Since 2006, the number of foreign inmates has doubled, giving Norway the highest proportion of foreign prisoners in Scandinavia, according to statistics from the Correctional Service of Norway Staff Academy (KRUS).
Thirty-three percent of the country’s 3,642 prisoners are foreign citizens, with many Lithuanians and Poles falling foul of the criminal justice system in recent years, newspaper Bergens Tidende reports.
Ragnar Kristoffersen, a researcher with KRUS, told the newspaper he believed much of the increase was attributable to the expansion of Europe’s open-borders Schengen area in December 2007, when eight new countries, including Poland and Lithuania, implemented the Schengen Agreement.

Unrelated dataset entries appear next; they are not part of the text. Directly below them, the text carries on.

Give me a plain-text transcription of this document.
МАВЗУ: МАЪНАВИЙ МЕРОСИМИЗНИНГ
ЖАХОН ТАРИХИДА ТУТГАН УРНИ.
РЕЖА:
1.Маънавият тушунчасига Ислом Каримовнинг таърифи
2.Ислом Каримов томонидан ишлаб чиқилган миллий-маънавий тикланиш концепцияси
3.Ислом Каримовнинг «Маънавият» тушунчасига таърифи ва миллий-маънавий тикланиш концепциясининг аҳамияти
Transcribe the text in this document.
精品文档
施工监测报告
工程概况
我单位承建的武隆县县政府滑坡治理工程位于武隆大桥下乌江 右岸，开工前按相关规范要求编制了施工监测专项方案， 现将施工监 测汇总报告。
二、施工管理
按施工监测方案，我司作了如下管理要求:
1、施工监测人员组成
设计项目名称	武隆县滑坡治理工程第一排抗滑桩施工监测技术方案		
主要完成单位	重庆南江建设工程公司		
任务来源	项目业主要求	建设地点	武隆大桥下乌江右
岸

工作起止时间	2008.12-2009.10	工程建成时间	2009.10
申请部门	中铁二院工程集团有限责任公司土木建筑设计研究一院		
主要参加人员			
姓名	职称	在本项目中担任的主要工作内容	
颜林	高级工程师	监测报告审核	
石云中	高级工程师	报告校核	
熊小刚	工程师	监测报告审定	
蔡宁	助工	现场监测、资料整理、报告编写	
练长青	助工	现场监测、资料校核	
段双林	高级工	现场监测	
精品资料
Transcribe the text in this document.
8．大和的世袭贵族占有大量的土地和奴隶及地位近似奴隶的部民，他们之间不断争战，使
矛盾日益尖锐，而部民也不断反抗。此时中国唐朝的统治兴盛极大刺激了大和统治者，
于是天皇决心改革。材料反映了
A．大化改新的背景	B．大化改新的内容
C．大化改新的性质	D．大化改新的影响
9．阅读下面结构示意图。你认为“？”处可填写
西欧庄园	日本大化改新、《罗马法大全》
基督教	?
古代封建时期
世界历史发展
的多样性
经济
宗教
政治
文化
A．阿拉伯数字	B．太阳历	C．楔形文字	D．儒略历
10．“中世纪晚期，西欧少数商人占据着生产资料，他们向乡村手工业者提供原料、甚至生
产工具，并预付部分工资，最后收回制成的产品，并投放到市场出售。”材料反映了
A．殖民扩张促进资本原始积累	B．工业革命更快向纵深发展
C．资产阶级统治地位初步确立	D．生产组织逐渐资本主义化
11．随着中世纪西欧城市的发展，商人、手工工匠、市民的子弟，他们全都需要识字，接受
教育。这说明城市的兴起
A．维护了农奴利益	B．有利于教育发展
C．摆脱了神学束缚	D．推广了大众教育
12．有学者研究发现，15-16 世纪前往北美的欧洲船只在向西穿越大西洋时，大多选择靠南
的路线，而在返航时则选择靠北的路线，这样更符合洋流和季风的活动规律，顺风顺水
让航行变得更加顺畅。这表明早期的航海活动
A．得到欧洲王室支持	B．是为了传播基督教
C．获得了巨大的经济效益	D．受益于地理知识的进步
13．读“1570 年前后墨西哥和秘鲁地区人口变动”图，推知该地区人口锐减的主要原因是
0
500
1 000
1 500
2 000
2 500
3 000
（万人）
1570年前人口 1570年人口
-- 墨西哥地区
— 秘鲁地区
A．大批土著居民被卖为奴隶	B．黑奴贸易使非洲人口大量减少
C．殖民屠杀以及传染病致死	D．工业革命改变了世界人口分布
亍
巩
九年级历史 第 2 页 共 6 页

Attempting to explain the rise, Leif Petter Olaussen, associate professor of criminology at Oslo University, said police in Norway were aided by the country being much less densely populated than Denmark or southern Sweden.
“Beyond that, I think the proportion of foreigners in Norwegian prisons is the result of good, professional police work,” he told Bergens Tidende.
“Police have worked systematically for years in increasing the clearance rate, and they have succeeded with that in specific areas where there are obviously a lot of foreigners.”
This theory was disputed by Johan Kardell, a criminologist at Stockholm University, who rejected any suggestion that Norwegian police were doing a better job than their counterparts elsewhere in Scandinavia.
“That would surprise me. However, Sweden and Denmark have a higher proportion of foreign citizens than Norway.
“If the police catch 20 foreigners in Norway and put them in prison, this contributes to a noticeable increase in the proportion of jailed foreigners.
“If police in Sweden do the same thing it has less of an effect,” he told Bergens Tidende.